When we returned to New York early Sunday morning after eight days in Buenos Aires, Argentina, the real world slammed into me like a brick wall.
I was cranky because vacation was over. I was cold, leaving 80 degree temperatures for ones in the 40s. I was tired after 13 hours of flying, split between two legs. And to make matters worse, my checked suitcase was still in Peru, having failed to make the connection.
But things have to go wrong once in a while so you know just how good everything else is, right? And this vacation was good.
I've been enamored with Argentina ever since watching the movie version of "Evita" some 13 or 14 years ago. In fact, my dad and I have a tradition of watching it every winter, when I'm home for the holidays. I had a basic knowledge of the city's major sights ("Rio de la Plata, Florida, Corrientes, Nueve de Julio") solely from the movie soundtrack. And, of course, one of our first stops in Buenos Aires was the Casa Rosada, Argentina's equivalent to the White House, where Evita Peron spoke to the masses and Evita sings "Don't Cry for Me Argentina" in the production.
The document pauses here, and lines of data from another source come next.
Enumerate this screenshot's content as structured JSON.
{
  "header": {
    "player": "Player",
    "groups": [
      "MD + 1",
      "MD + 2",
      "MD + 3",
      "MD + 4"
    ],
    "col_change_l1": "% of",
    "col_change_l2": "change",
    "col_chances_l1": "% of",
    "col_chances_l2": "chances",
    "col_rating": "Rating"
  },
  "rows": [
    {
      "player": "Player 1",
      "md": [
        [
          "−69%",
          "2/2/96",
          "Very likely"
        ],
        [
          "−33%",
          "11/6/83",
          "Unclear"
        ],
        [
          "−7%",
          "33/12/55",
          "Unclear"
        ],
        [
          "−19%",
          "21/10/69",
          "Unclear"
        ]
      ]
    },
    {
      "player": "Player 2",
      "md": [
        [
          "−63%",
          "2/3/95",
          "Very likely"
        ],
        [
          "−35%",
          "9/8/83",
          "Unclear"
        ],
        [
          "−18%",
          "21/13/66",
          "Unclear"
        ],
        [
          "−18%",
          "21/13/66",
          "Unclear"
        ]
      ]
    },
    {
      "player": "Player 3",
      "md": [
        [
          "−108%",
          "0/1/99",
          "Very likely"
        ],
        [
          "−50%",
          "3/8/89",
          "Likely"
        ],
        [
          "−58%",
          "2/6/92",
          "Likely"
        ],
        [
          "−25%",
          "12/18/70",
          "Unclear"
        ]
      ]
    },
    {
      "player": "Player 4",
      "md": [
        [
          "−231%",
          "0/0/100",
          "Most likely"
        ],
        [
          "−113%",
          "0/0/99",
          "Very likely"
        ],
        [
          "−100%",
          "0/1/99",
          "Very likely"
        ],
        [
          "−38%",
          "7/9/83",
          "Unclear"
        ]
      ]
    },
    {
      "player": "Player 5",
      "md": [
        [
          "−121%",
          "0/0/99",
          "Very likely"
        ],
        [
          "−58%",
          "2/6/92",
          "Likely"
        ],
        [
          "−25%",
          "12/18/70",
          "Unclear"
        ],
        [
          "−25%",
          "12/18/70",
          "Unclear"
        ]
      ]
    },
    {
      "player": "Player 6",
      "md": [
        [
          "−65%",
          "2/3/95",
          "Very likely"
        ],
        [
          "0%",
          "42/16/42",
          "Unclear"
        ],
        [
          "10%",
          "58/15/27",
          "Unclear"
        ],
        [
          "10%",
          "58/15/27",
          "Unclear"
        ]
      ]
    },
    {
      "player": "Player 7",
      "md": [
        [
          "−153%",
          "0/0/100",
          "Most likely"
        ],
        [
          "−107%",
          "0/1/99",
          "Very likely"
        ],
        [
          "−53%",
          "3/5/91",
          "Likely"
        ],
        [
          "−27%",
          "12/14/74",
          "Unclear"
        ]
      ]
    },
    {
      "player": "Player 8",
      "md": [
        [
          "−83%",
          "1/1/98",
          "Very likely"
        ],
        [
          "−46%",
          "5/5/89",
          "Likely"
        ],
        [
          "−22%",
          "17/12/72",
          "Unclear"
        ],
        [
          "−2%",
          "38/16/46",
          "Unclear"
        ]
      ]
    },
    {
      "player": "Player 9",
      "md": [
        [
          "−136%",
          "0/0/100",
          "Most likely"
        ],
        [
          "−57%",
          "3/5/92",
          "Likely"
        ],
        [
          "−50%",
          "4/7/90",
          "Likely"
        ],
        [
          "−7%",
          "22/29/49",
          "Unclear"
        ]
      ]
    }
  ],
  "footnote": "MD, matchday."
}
Later in the week we visited the Museo Evita. Most of the museum's information wasn't new to me, but the way she was portrayed was surprising. There was no hint whatsoever of the controversy surrounding her life and charity. And no mention of the musical or movie -- which isn't so surprising when you consider that they didn't exactly paint a picture of a saint.
Of course, Evita's family mausoleum in the Cementerio de la Recoleta is also a big tourist draw, but she hasn't always been buried there. A couple of years after she died in 1952, her remains were even spirited away to Italy by anti-Peronists and buried for 16 years under a false name.
|Tourists at Evita's grave|
|Elsewhere in the cemetery|
Although Evita was the spark that sent us to Argentina, most of our trip in fact did not revolve her. This week and next week I'll be sharing the highlights and lowlights of our eight days in Argentina and Uruguay -- how we got robbed for the first time ever (it's not nearly as bad as you think), why Buenos Aires probably has a host of plumbing problems because of me (I'm happy to finally stop carrying around my own roll of toilet paper), and what I'll miss most about the city (mostly $6 bottles of wine and liters of beer).
I'd been looking forward to visiting Argentina for so long that I was afraid it wouldn't live up to my expectations. Instead, the country exceeded them. I wish I were still there.